Crystal Lake resident Kendra Rogocki, whose son is in fifth grade and daughter is a fourth grader at West Elementary, said the school district is doing a “phenomenal” job of keeping kids in school and safe.
“The kids going to school are all totally fine with their masks on and there is a large portion of the teachers that want to be in person teaching,” Rogocki said.
Her son, for instance, does not learn well remotely, she said.
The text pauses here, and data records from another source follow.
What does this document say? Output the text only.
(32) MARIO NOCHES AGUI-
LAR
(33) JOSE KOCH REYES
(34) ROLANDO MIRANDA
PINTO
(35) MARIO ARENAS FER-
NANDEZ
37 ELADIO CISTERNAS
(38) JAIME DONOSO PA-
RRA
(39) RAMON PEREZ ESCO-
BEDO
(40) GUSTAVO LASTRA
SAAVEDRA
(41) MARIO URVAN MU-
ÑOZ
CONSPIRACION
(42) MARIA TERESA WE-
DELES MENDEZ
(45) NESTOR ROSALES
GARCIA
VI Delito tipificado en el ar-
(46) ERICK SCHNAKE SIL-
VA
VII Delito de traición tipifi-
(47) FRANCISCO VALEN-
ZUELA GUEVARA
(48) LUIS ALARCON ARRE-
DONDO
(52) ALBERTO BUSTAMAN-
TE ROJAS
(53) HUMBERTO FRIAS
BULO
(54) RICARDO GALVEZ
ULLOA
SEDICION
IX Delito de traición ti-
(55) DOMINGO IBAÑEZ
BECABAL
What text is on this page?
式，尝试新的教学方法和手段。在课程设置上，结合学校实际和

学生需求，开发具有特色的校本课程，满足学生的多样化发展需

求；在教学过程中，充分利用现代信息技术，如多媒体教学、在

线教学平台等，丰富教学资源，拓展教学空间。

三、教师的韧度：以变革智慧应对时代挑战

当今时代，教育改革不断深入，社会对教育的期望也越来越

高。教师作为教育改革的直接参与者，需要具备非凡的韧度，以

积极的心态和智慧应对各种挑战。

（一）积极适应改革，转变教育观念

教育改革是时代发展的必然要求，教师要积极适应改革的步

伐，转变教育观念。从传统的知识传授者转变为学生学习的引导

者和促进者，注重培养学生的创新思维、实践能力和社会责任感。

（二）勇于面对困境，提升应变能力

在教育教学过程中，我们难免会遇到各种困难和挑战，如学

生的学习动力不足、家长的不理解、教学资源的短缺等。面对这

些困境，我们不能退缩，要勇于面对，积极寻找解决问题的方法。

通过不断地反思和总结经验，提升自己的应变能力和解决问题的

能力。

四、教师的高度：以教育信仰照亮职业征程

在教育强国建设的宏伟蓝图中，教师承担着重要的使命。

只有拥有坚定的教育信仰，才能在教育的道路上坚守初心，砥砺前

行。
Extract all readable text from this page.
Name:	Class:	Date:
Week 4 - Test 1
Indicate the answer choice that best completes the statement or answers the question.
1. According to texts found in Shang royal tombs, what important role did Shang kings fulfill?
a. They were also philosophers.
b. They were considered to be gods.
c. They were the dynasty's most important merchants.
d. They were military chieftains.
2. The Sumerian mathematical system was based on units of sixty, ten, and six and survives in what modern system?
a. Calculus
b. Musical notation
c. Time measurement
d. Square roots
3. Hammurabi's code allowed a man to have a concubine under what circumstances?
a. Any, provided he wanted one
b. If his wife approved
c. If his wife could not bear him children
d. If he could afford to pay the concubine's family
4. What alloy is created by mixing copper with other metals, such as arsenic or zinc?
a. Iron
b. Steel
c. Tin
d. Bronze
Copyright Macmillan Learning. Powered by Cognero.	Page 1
When his teacher gave him a math test remotely, he got a 60%. When they returned to hybrid learning, Rogocki’s son was given a test again on the same information and he earned a 100%.
“There are kids that need to be in school,” Rogocki said.
Following District 47’s decision to go to hybrid learning, some parents on social media have expressed confusion over whether students would be able to move to remote learning and what this means for their education.
District 47 spokeswoman Denise Barr said the district is trying to work with families who have contacted them requesting a change to remote learning since hearing the board’s decision to remain in its current hybrid learning model.
The district had asked families in a parent communication last week to indicate their learning model preference for the second trimester of the school year, but also let them know that indicating a preference does not guarantee they can accommodate the desired change, Barr said.
Vacancies for both remote learning and in-person instruction vary by grade level and school.
“We are currently in the process of matching up trimester 2 learning model preferences to current vacancies to determine how many changes we can accommodate,” Barr said in an email.
Morimoto’s family made the decision to move their youngest daughter to remote because she has asthma.
“Quite frankly, the rates in the community are getting scary for us,” she said. “And you’re also starting to see more cases in the schools as well.”
It isn’t only her daughters’ and other students’ safety Morimoto said she is concerned for, but teachers’ safety as well.
If parents are not comfortable with sending their kids to school for in-person instruction for the remainder of the first trimester, Barr said, students may be provided with asynchronous work to complete at home and may also join classes that are held virtually.
This is what Morimoto said her 9-year-old has been doing since going remote.
“My daughter is sent a slide every day in Google for her to follow,” she said.
Morimoto said her kids have amazing teachers, who are trying their hardest to help her daughters, which is what is making this decision and the asynchronous learning, such a hard pill to swallow.
“Parents that I’ve talked to, they don’t want to do this,” she said. “They want their kids in school, but they are very worried for the safety of their kids, not only their kids getting it, but then their kids bringing this virus home and giving it to other members of their family.”